BBC News, July 24, 2007
Two and a half million foreigners have moved to the UK to work since 2002, National Insurance figures suggest.
The numbers, which include those who may only have been in the UK for a short time, have been getting larger each year, reaching 713,000 last year.
The Home Office stressed these were people coming to the UK to work, and said it now monitored social impact.
But Damian Green, for the Tories, said the “huge” and “accelerating” figures were “extraordinary” and should be cut.
The shadow immigration minister highlighted the 300,000 workers arriving in the UK from outside the EU, saying that number should be cut.
If not, he said: “The benefits of immigration will be lost among the social and economic difficulties caused by the sheer scale of the current numbers.”
Lib Dem home affairs spokesman Nick Clegg said the 16% increase in east European immigrants given National Insurance numbers “confirm that the numbers are considerably higher than the Government first estimated”.
He said the Government had “failed to plan adequately both in terms of housing and funding for local services”.
But, he said: “It should be remembered that people are only coming to Britain because they are successfully providing services and doing jobs available in the British economy to the benefit of British consumers.”
National Insurance numbers are needed by anyone of working age who wants to work legally or claim benefits in the UK. The figures do not include dependents such as children.

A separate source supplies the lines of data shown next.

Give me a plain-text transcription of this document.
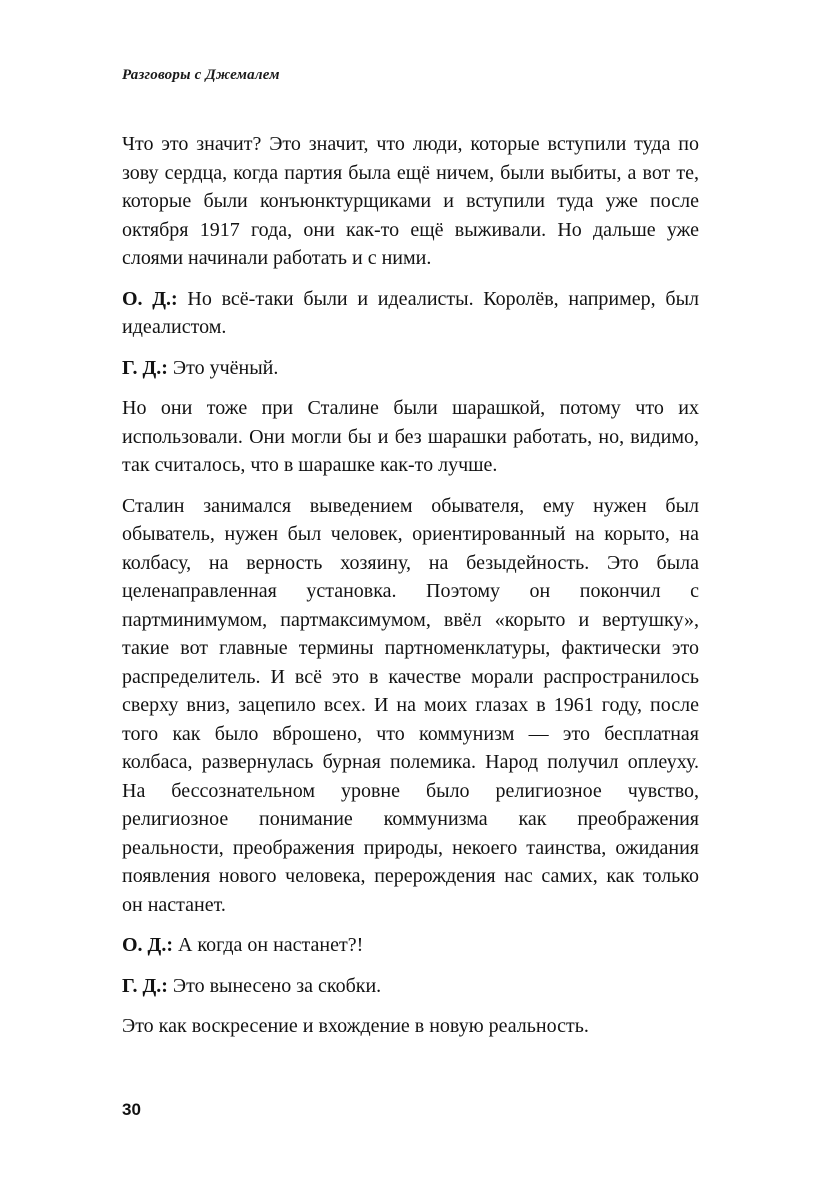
Разговоры с Джемалем

Что это значит? Это значит, что люди, которые вступили туда по зову сердца, когда партия была ещё ничем, были выбиты, а вот те, которые были конъюнктурщиками и вступили туда уже после октября 1917 года, они как-то ещё выживали. Но дальше уже слоями начинали работать и с ними.

О. Д.: Но всё-таки были и идеалисты. Королёв, например, был идеалистом.

Г. Д.: Это учёный.

Но они тоже при Сталине были шарашкой, потому что их использовали. Они могли бы и без шарашки работать, но, видимо, так считалось, что в шарашке как-то лучше.

Сталин занимался выведением обывателя, ему нужен был обыватель, нужен был человек, ориентированный на корыто, на колбасу, на верность хозяину, на безыдейность. Это была целенаправленная установка. Поэтому он покончил с партминимумом, партмаксимумом, ввёл «корыто и вертушку», такие вот главные термины партноменклатуры, фактически это распределитель. И всё это в качестве морали распространилось сверху вниз, зацепило всех. И на моих глазах в 1961 году, после того как было вброшено, что коммунизм — это бесплатная колбаса, развернулась бурная полемика. Народ получил оплеуху. На бессознательном уровне было религиозное чувство, религиозное понимание коммунизма как преображения реальности, преображения природы, некоего таинства, ожидания появления нового человека, перерождения нас самих, как только он настанет.

О. Д.: А когда он настанет?!

Г. Д.: Это вынесено за скобки.

Это как воскресение и вхождение в новую реальность.

30
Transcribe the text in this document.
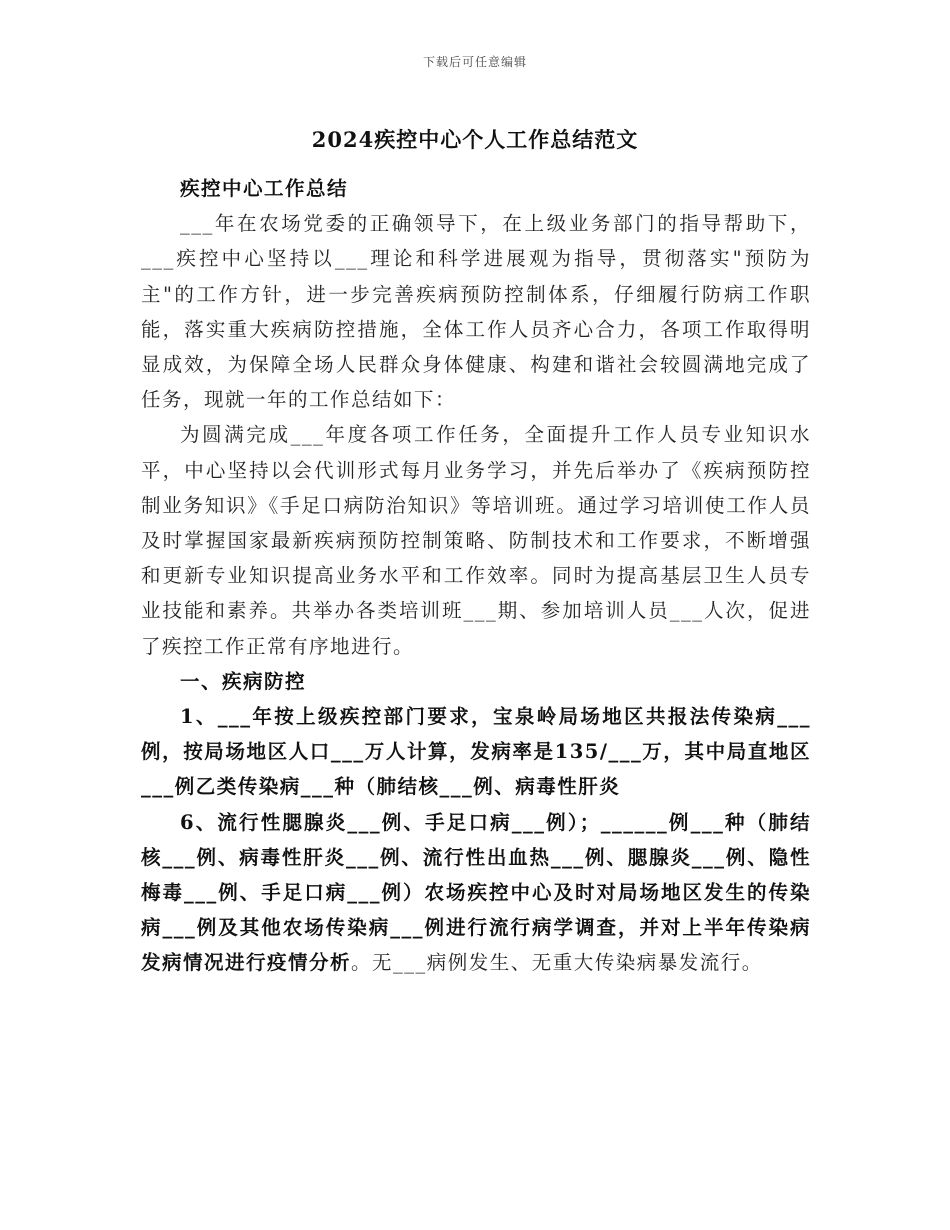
下载后可任意编辑
2024疾控中心个人工作总结范文

疾控中心工作总结

___年在农场党委的正确领导下，在上级业务部门的指导帮助下，___疾控中心坚持以___理论和科学进展观为指导，贯彻落实"预防为主"的工作方针，进一步完善疾病预防控制体系，仔细履行防病工作职能，落实重大疾病防控措施，全体工作人员齐心合力，各项工作取得明显成效，为保障全场人民群众身体健康、构建和谐社会较圆满地完成了任务，现就一年的工作总结如下：

为圆满完成___年度各项工作任务，全面提升工作人员专业知识水平，中心坚持以会代训形式每月业务学习，并先后举办了《疾病预防控制业务知识》《手足口病防治知识》等培训班。通过学习培训使工作人员及时掌握国家最新疾病预防控制策略、防制技术和工作要求，不断增强和更新专业知识提高业务水平和工作效率。同时为提高基层卫生人员专业技能和素养。共举办各类培训班___期、参加培训人员___人次，促进了疾控工作正常有序地进行。

一、疾病防控

1、___年按上级疾控部门要求，宝泉岭局场地区共报法传染病___例，按局场地区人口___万人计算，发病率是135/___万，其中局直地区___例乙类传染病___种（肺结核___例、病毒性肝炎

6、流行性腮腺炎___例、手足口病___例）；______例___种（肺结核___例、病毒性肝炎___例、流行性出血热___例、腮腺炎___例、隐性梅毒___例、手足口病___例）农场疾控中心及时对局场地区发生的传染病___例及其他农场传染病___例进行流行病学调查，并对上半年传染病发病情况进行疫情分析。无___病例发生、无重大传染病暴发流行。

The expansion of the EU has been the biggest reason for the increase—222,000 Polish people were given National Insurance numbers for the first time in 2006/7, bringing the total to 466,000 in the past four years.
That is higher than previous Home Office figures based on the workers registration scheme, which does not include the self-employed.
The National Insurance figures, released by the Department for Work and Pensions, show the vast majority of people coming to the UK to work from across the world are under the age of 35 and 54% were men.
Analysis of the previous year’s figure shows that about 16,000 of the foreign workers were claiming out-of-work benefits within six months of getting a National Insurance number.
The 713,00 figure for the latest year is more than double the 349,000 National Insurance numbers allocated to overseas nationals in the year to April 2003.
In that year the largest place of origin for those workers—114,000—was Asia and the Middle East, followed by 80,000 from the “old” European Union member countries.
Although the influx of new EU nationals accounts for much of the rise, there has been a rise in numbers from all continents with the exception of Africa.
There are a variety of ways in which immigration is measured in the UK, although there is not one definitive one, and none include illegal immigrants.
These figures do not mean there are now 713,000 more foreign workers in the UK than a year earlier, as the figures do not count those who leave the UK.
A Home Office spokesman said: “The number of National Insurance numbers issued to accession nationals is consistent with Home Office data and shows that people are coming here from the expanded EU to work.
“However, there are legitimate concerns about managing some of the effects of migration on communities. We are listening to these concerns.
“That is why we have taken a more gradual approach to opening our labour market to people from Bulgaria and Romania by maintaining restrictions and introducing quotas on low-skilled jobs.”
He added: “Last month we had the first meeting of the Migration Impacts Forum, set up to advise the Government what effect migration is having on local communities, particularly with regard to housing, education and crime levels.”